The contents of the message:

Good day,

Thank you for using our new service “Buy flight ticket Online” on our website.
Your account has been created:

Your login: Chapmanavance
Your password: passMWS8

Your credit card has been charged for $405.36.

We would like to remind you that whenever you order tickets on our website you get a discount of 10%! Attached to this message is the purchase Invoice and the airplane ticket. To use your ticket, simply print it on a color printed, and you are set to take off for the journey!

Kind regards,

Rusty Doherty
Delta Air Lines

Attachments are .zip files with filename E-ticket_N7399294.zip (random number) with inside a E-ticket_N7399294_and_Invoice_for_N73992943442.exe.
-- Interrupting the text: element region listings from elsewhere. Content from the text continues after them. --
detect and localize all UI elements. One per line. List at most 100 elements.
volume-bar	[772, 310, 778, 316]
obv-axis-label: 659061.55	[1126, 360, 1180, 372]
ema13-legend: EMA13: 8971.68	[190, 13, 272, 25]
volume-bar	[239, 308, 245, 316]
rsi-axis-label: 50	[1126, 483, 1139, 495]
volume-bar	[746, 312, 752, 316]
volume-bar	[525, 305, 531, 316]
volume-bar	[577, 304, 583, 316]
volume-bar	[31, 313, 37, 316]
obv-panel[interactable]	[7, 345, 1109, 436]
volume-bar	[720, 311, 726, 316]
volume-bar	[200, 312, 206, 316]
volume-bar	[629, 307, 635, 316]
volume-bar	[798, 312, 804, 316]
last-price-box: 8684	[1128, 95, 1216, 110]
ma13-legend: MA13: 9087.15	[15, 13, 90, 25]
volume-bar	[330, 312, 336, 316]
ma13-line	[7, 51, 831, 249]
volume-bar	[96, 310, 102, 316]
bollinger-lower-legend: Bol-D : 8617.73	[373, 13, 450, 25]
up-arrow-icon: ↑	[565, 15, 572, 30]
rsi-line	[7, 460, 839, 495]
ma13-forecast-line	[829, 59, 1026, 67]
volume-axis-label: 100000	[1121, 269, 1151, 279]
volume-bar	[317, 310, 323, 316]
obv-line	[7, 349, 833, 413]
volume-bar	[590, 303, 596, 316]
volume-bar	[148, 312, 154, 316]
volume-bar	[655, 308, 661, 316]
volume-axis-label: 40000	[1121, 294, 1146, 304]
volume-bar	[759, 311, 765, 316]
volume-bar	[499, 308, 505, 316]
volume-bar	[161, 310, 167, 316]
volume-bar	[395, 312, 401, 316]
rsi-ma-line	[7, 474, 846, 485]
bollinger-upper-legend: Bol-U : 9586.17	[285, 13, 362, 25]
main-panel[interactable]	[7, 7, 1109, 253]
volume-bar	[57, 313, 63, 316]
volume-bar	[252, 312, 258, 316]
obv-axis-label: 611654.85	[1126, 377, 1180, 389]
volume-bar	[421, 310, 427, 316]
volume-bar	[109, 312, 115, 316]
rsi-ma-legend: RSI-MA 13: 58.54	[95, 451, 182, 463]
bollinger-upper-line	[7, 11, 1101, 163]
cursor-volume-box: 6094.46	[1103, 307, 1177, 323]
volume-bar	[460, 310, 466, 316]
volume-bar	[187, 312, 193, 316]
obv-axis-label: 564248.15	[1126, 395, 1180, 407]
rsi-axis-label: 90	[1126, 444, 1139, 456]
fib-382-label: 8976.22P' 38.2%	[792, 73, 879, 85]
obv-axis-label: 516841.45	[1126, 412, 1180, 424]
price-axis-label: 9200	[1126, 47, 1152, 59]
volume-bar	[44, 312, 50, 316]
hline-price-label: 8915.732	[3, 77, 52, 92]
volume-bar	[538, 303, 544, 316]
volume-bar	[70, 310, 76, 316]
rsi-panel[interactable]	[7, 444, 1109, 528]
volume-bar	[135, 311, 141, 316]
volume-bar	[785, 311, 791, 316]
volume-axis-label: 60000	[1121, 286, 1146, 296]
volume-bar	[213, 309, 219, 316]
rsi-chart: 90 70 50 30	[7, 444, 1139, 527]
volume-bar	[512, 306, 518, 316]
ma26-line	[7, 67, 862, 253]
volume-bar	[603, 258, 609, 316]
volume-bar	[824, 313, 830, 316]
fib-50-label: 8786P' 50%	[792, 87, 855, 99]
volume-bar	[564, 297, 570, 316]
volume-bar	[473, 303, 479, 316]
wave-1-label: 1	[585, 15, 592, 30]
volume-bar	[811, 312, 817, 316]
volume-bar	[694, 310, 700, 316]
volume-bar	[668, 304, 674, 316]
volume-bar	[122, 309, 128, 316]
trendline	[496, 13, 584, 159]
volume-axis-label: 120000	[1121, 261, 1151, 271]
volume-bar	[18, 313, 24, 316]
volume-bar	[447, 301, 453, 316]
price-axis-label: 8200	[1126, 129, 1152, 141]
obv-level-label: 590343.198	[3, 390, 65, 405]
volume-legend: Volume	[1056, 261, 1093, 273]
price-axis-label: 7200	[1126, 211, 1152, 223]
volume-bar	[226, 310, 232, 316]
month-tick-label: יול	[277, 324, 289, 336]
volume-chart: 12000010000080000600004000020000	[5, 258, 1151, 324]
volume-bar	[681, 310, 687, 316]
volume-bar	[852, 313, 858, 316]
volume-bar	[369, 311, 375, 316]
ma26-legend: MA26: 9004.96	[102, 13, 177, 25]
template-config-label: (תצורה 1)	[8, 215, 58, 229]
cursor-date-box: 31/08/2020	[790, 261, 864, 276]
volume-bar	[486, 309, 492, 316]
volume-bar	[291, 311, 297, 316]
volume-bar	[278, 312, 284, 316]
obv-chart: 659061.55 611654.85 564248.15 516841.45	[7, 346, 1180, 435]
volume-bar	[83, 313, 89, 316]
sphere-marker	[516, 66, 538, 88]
On an infected computer the trojan will create a new files like %System%\ntos.exe, %System%\wsnpoem\audio.dll, %System%\wsnpoem\video.dll and creates a new directory %System%\wsnpoem.

It also adds and modifies entries in the Windows registry and make connection with a server for http://*********.ru/alaska/alaska.bin. It opens random TCP ports in order to provide backdoor capabilities.

Virus Total permalink and the MD5 hash: e3254936ed358457ed303529e7c2fa8f.